Three Climate Targets of India for 2030 under the Paris Agreement
Why it Matters?
India has achieved its Paris Agreement target of 50% installed electricity capacity from non-fossil fuel sources five years ahead of the 2030 deadline.
What You Should Know? 50% installed electricity capacity from non-fossil fuel sources by 2030
As of June 2025, 242.78 GW out of 484.82 GW installed capacity comes from non-fossil sources (solar, wind, hydro, nuclear).
Solar alone contributed nearly 24 GW in 2024, the highest in any year.
Actual electricity generation from non-fossil sources is ~28%, due to intermittency.
India also aims (non-binding) for 500 GW non-fossil capacity by 2030.

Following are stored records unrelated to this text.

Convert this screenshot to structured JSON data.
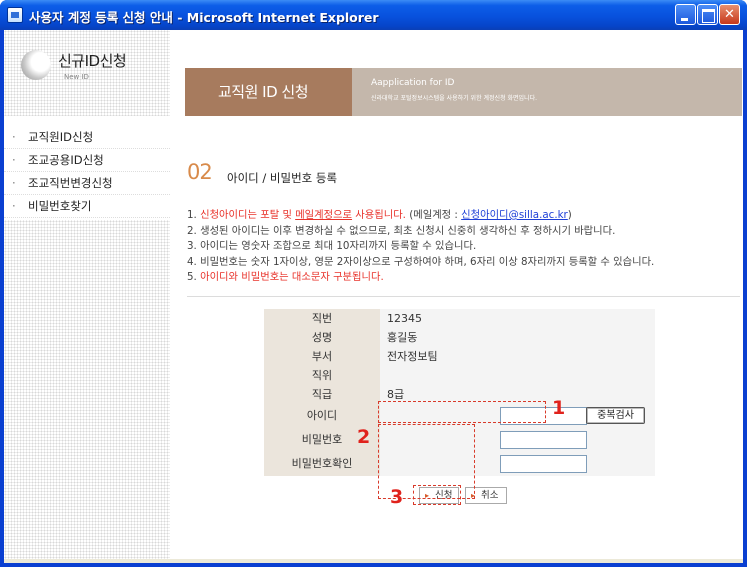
{
  "window": {
    "title": "사용자 계정 등록 신청 안내 - Microsoft Internet Explorer"
  },
  "sidebar": {
    "logo_title": "신규ID신청",
    "logo_sub": "New ID",
    "items": [
      {
        "label": "교직원ID신청"
      },
      {
        "label": "조교공용ID신청"
      },
      {
        "label": "조교직번변경신청"
      },
      {
        "label": "비밀번호찾기"
      }
    ]
  },
  "banner": {
    "title": "교직원 ID 신청",
    "en": "Aapplication for ID",
    "desc": "신라대학교 포털정보시스템을 사용하기 위한 계정신청 화면입니다."
  },
  "section": {
    "number": "02",
    "title": "아이디 / 비밀번호 등록"
  },
  "notes": {
    "n1_prefix": "1. ",
    "n1_red_a": "신청아이디는 포탈 및 ",
    "n1_red_link": "메일계정으로",
    "n1_red_b": " 사용됩니다.",
    "n1_mid": " (메일계정 : ",
    "n1_link": "신청아이디@silla.ac.kr",
    "n1_end": ")",
    "n2": "2. 생성된 아이디는 이후 변경하실 수 없으므로, 최초 신청시 신중히 생각하신 후 정하시기 바랍니다.",
    "n3": "3. 아이디는 영숫자 조합으로 최대 10자리까지 등록할 수 있습니다.",
    "n4": "4. 비밀번호는 숫자 1자이상, 영문 2자이상으로 구성하여야 하며, 6자리 이상 8자리까지 등록할 수 있습니다.",
    "n5_prefix": "5. ",
    "n5_red": "아이디와 비밀번호는 대소문자 구분됩니다."
  },
  "form": {
    "rows": [
      {
        "label": "직번",
        "value": "12345"
      },
      {
        "label": "성명",
        "value": "홍길동"
      },
      {
        "label": "부서",
        "value": "전자정보팀"
      },
      {
        "label": "직위",
        "value": ""
      },
      {
        "label": "직급",
        "value": "8급"
      }
    ],
    "id_label": "아이디",
    "id_value": "",
    "dup_check": "중복검사",
    "pw_label": "비밀번호",
    "pw_confirm_label": "비밀번호확인"
  },
  "buttons": {
    "apply": "신청",
    "cancel": "취소"
  },
  "annotations": {
    "one": "1",
    "two": "2",
    "three": "3"
  }
}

Reduce emissions intensity of GDP by at least 45% from 2005 levels by 2030
By 2020, emissions intensity had already fallen by 36%.

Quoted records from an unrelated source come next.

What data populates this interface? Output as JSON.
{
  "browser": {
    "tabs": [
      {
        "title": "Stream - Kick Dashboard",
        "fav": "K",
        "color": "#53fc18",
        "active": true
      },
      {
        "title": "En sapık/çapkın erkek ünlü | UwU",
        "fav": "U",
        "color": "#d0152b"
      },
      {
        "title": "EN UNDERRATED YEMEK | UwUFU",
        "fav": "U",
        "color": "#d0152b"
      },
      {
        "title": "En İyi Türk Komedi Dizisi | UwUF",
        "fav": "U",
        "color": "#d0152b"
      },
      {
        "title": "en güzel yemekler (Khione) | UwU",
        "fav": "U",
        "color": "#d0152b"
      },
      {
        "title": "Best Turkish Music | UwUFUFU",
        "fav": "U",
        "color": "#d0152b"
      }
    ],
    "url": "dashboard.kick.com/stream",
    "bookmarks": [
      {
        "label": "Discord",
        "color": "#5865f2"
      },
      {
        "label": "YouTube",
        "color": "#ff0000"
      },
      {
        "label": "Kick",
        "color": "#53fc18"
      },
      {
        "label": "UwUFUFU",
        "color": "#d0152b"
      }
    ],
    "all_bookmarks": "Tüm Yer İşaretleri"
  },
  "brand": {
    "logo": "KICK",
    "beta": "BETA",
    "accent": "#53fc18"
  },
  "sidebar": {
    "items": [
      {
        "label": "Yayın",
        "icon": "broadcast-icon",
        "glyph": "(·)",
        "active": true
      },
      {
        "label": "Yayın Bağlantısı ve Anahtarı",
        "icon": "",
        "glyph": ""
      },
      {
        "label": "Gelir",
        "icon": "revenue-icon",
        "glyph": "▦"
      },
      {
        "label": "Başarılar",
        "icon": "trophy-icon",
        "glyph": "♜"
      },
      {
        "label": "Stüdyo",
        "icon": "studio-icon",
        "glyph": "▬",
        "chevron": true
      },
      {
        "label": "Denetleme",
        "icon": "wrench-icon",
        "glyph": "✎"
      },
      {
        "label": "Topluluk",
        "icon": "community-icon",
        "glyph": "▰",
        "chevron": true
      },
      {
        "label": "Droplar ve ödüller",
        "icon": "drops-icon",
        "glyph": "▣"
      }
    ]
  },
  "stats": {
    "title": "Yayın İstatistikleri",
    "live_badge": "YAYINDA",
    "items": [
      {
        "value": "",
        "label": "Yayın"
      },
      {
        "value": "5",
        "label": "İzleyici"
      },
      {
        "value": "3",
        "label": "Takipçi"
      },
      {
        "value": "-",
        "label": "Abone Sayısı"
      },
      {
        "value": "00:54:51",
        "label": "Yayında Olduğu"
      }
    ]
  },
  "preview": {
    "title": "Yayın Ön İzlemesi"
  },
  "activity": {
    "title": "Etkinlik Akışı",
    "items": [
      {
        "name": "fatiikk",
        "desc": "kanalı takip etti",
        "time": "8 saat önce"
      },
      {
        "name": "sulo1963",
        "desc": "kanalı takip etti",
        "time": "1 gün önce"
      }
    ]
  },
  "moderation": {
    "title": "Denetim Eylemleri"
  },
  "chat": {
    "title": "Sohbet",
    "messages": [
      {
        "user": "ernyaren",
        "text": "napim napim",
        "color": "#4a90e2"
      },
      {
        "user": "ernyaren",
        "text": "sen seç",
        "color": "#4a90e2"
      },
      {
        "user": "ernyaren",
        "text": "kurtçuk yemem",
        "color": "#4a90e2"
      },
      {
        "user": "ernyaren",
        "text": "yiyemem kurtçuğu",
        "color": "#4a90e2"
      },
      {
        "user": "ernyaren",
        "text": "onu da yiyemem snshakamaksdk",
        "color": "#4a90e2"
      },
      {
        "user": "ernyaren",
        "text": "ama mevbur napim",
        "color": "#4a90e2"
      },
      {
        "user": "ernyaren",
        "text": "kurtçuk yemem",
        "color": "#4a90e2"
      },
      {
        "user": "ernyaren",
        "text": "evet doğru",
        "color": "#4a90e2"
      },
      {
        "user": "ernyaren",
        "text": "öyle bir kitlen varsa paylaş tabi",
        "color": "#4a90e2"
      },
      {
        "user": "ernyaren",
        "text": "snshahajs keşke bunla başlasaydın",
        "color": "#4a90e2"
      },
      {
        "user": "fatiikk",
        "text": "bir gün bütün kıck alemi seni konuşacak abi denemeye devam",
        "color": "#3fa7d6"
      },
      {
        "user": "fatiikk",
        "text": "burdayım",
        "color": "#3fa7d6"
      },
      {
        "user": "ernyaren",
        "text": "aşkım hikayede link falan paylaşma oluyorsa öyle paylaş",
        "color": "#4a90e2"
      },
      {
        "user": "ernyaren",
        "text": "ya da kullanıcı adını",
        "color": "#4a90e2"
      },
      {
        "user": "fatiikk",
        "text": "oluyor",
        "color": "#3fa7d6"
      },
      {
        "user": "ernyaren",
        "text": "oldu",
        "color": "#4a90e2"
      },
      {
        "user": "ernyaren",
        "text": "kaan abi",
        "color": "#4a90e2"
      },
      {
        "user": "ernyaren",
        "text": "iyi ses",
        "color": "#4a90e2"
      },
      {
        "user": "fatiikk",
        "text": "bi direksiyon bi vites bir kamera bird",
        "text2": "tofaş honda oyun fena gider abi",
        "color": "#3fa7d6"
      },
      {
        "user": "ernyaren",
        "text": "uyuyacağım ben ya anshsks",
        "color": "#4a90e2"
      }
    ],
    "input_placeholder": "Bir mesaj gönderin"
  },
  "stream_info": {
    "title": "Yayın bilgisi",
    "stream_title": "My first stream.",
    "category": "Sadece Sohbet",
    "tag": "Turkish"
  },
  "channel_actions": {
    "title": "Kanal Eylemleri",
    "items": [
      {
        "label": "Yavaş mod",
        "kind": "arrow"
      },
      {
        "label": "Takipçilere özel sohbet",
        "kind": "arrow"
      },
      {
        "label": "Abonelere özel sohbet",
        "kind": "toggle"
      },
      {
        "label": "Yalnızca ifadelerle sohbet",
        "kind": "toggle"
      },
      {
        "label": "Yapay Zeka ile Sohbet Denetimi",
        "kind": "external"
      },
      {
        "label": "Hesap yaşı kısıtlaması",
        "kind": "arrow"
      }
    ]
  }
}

On track to comfortably meet the 45% reduction target by 2030.
Emissions intensity = emissions per unit of GDP, reflecting cleaner economic growth.
Create an additional carbon sink of 2.5–3 billion tonnes of CO₂ equivalent through forest/tree cover
By 2021, 2.29 billion tonnes of additional carbon sink had already been created.
Forest carbon stock has been growing by around 150 million tonnes CO₂-equivalent annually.
Target likely achieved by 2023, ahead of 2030 deadline.